De plus en plus de collectivités veulent développer la part des modes doux dans les déplacements et les réseaux piétons et cyclables. Les mesures concrètes pour y parvenir peuvent relever d’aménagements physiques, d’actions juridiques ou foncières, d’actions de communication. En amont, le choix des mesures à prendre se fait sur la base d’une connaissance des possibilités de déplacement à pied ou à vélo sur le territoire ; c’est uniquement cet aspect qui sera abordé ici.
L’objet de l’étude est en effet d’explorer l’intérêt des outils informatiques (SIG) permettant de mieux décrire et analyser ces réseaux piétons et cyclables. Il s’agit de présenter la chaîne (ou plutôt la suite d’outils possibles) partant des données géométriques et attributaires décrivant « l’offre modes doux » et aboutissant à des informations utilisables par le public et les professionnels.

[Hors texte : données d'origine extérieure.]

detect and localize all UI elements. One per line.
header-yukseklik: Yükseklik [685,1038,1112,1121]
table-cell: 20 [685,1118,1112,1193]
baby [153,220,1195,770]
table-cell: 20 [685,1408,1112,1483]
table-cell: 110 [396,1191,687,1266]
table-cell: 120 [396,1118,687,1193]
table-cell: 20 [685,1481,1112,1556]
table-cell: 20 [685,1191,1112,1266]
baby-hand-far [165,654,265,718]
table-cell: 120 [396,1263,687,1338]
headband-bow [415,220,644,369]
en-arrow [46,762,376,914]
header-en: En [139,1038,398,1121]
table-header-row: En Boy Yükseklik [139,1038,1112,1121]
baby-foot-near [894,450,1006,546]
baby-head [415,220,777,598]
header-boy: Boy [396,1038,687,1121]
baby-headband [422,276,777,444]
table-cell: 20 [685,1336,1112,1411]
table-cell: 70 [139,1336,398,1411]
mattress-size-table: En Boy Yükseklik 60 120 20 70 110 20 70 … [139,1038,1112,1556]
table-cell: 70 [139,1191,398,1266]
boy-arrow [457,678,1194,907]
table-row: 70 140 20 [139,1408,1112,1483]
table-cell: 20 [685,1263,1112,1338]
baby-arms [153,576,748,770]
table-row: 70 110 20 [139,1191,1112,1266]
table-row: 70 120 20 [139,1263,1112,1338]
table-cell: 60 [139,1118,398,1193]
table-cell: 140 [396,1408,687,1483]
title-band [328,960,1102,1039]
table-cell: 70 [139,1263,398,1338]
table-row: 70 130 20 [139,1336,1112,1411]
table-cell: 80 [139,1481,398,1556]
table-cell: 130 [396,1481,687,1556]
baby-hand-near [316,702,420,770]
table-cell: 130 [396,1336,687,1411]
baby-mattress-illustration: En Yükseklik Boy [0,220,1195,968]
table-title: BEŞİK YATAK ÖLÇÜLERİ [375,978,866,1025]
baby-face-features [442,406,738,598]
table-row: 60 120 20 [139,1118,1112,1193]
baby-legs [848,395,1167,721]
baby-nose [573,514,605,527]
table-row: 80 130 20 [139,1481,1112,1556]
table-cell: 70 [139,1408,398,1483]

Le service d’études du CETE Méditerranée qui réalise l’étude n’est pas spécialisé dans les aménagements cyclables ou piétons, mais plutôt dans les systèmes télématiques d’information aux usagers, et souhaite explorer comment de telles bases de données décrivant les réseaux piétons et cyclables pourraient contribuer à des services d’information multimodale.

La première partie du rapport est un état des lieux, où un tour d’horizon de l’existant est réalisé à partir de bibliographie et veille sur le web, en distinguant l’information des usagers et les utilisations professionnelles. En France, trois références ont particulièrement retenu notre attention : la Communauté Urbaine de Lille (cartes Zones Accessibles à Pied), le rapport « Indicateurs pour des aménagements favorables aux piétons et aux cyclistes » du CNRS/IFRESI réalisé pour le Predit en 2002, le projet européen Walk-on-web avec participation de l’IGN et de la FFRP.
Le seconde partie est une ébauche de cahier des charges fonctionnelles des outils. Après une présentation globale de l’architecture des outils, elle discute des données puis des applications.
La constitution des données décrivant les réseaux piétons est sans doute la partie la plus difficile ou en tout cas la plus coûteuse ; elle s’appuie sur un référentiel issu d’un produit de cartographie numérique du marché ou sur les données du SIG existant de la collectivité gestionnaire. On présente l’ensemble de la chaîne : référentiel cartographique, champs d’information à renseigner pour les modes piéton et cyclable, faisabilité de mise en place concrète du SIG et de sa mise à jour.
Les principales applications envisageables sont : site web grand public, outil d’analyse et d’études, outil de gestion de la voirie, observatoire et suivi d’indicateurs, comparaison entre réseaux... Une fois les données décrivant le réseau disponibles, tout l’intérêt du SIG réside en effet dans la possibilité : d’automatiser le calcul d’un certain nombre d’indicateurs, de produire différentes représentations de l’information, enfin de mettre à disposition ces informations à différents types d’utilisateurs.
La dernière partie du rapport propose des suites concrètes : organiser une journée technique, animer une communauté technique sur ce domaine, définir des modèles de données et des formats d’échange communs, travailler avec des données réelles et développer des prototypes, sous forme de stage technique, ou mieux, de projet sur un site pilote.
En conclusion, on rappellera que les applications sont fonctionnellement assez semblables à celles qui existent pour les autres modes (VP, TC...), mais que les ressources disponibles sont nettement inférieures, et que des outils ne pourront sans doute se développer que si on arrive à mutualiser les efforts des collectivités, et faire participer les associations et leurs bénévoles.